The Moores things change

So I picked a good few days at the end of last week to be snowed under…

Dmitri has highlighted a few things about the peculiarities of the ECB actions, and as the days go by it seems they have learned absolutely nothing.

Firstly the sacking of Moores has handled with a complete lack of respect.  Whether he should have been appointed for a second stint as England coach is one thing, but he was.  Dumping him after a year is an open admission they got it completely wrong, just as they did with Downton, though with fewer excuses given Moores had done the job before.  Naturally, there’s been no admission from the ECB of that, and naturally they managed to make a mess of it.

On Friday Moores took the England side to play Ireland in Dublin, and the morning papers were full of articles about his impending sacking.  The television coverage consisted of commentators openly talking about it while the camera focused on him.  Moores retained his dignity after his first period in office, refusing to criticise the ECB or complain about his treatment, indeed his conduct would have been part of the reason that they considered his return.  He deserved far better than the public humiliation of leading the team to Ireland and having his removal an item of discussion while the camera focused in on him, just as he deserved far better than being the subject of numerous press articles that morning.

Moores may not have been the right person to be England coach, but that doesn’t make it remotely acceptable for someone in the ECB to have briefed the press about it all before the official announcement.  The journalists are doing their jobs, there’s no criticism of them.  There is criticism of the ECB for failing to treat an employee with the respect due to them. One must hope that Moores had already been advised of what was to happen before then, because anything else goes off the scale of dreadful treatment.  It is to Moores’ immense credit if so that he still did his job that day.

The point here is that you don’t have to approve of Moores’ appointment or the job he was doing to be be aghast at his treatment.  This is a decent man doing his best for the England team.  Whether or not his best was good enough is entirely beside the point.  Treating people like commodities to be discarded without recourse to their feelings has been a pattern of behaviour within the ECB for quite some time, and it seems clear that nothing has changed.  Doubtless they will wonder what all the fuss is about; after all, the bilious inadequates weren’t happy about Moores’ appointment in the first place, so surely they got what they wanted and should pipe down and move on.  No.  Moores deserves an apology, and a public one.  It is unacceptable in the extreme to treat him with such contempt.
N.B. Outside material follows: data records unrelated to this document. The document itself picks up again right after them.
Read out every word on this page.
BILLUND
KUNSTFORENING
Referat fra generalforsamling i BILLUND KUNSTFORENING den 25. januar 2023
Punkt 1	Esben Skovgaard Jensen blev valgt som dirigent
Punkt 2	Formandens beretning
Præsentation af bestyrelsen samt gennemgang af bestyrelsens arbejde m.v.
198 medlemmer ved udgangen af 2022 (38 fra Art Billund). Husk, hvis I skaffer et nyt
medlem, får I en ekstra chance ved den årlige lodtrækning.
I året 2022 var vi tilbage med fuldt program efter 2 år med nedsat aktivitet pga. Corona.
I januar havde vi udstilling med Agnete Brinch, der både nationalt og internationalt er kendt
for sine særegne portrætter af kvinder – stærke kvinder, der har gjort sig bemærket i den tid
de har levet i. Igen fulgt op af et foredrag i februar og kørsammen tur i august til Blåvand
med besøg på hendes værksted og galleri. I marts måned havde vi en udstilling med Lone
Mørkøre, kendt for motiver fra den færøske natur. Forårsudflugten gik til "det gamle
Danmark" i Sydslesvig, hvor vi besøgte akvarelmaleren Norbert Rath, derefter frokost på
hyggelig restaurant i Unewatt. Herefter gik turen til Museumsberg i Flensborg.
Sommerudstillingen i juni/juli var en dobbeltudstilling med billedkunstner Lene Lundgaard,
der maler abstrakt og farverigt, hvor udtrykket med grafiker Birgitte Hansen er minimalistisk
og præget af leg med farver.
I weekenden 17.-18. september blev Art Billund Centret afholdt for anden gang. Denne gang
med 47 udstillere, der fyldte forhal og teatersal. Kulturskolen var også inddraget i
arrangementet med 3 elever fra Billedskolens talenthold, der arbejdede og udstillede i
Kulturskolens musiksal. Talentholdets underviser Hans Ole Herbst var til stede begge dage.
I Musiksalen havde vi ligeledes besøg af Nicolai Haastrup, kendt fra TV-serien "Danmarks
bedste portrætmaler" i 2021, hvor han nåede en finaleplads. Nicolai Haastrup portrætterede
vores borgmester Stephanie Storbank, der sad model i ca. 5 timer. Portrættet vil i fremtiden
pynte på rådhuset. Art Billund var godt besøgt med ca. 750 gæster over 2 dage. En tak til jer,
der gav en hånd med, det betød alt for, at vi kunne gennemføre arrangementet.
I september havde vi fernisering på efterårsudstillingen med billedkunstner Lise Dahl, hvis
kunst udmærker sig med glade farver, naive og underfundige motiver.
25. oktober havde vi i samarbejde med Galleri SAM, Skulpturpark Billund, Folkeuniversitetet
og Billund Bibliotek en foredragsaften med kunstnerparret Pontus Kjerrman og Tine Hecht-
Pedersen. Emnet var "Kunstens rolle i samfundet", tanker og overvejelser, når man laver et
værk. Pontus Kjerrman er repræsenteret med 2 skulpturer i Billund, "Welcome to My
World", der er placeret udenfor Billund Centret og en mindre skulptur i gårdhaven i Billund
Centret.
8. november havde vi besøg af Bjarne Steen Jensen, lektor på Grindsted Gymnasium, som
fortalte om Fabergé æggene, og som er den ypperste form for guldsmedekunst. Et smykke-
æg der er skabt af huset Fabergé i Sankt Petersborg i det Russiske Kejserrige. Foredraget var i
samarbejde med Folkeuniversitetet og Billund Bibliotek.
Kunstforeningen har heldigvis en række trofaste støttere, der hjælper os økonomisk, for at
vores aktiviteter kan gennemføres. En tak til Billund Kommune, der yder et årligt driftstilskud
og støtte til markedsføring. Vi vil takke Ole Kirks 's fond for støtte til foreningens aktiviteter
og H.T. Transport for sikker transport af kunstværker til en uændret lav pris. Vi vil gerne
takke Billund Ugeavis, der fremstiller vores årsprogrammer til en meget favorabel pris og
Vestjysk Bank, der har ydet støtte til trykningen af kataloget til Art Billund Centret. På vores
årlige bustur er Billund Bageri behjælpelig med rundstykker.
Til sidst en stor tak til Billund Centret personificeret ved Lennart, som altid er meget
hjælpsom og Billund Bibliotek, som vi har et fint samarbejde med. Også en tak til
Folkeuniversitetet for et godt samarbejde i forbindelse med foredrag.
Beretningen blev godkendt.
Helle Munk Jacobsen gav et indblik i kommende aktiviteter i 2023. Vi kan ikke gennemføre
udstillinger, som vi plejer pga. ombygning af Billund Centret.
Of course, the appointment of Strauss has led to numerous articles about what this means for Kevin Pietersen.  Like others, it is intensely amusing to read the usual suspects who lament that Pietersen dares to be an issue write extensively about him while demanding that everyone else move on.   Like a dog returns to his vomit so fools repeat their folly.  But there is an important point here – if Pietersen is once again going to be told that he won’t be selected for England, then the ECB have told him lies.  He came back into county cricket because he was led to believe there was an outside chance of him winning back his place in the England side.  He gave up his IPL contract, and he donated his salary with Surrey to charity.  He would not have done so if told he could forget any possibility of selection.   Leave aside the practical matter of whether it is remotely sustainable should England have a poor summer, a restatement of his banishment is at odds with the indications they have given him.

Pietersen has a limited number of years left in the game.  Leading him up the garden path and messing around with the remainder of his career would be a spiteful, vindictive thing to do.

And this is where the treatment of Moores and the treatment of Pietersen coincide.  Not for the first time, the ECB have behaved with nothing but contempt for others.  The defenders of them try to argue that the dreadful disaffected people are the problem, and that nothing the ECB could ever do would satisfy them.  They can’t even treat their own employees or players with respect, it is hardly surprising that they don’t care about anyone else.

Let’s be abundantly clear.  The treatment of Moores was loathsome.  If they do what has been trailed in the press to Pietersen, that is repugnant.  There are no justifications, no weasel words that make it more palatable.  Simply an organisation that cannot even abide by standards of common decency towards other human beings.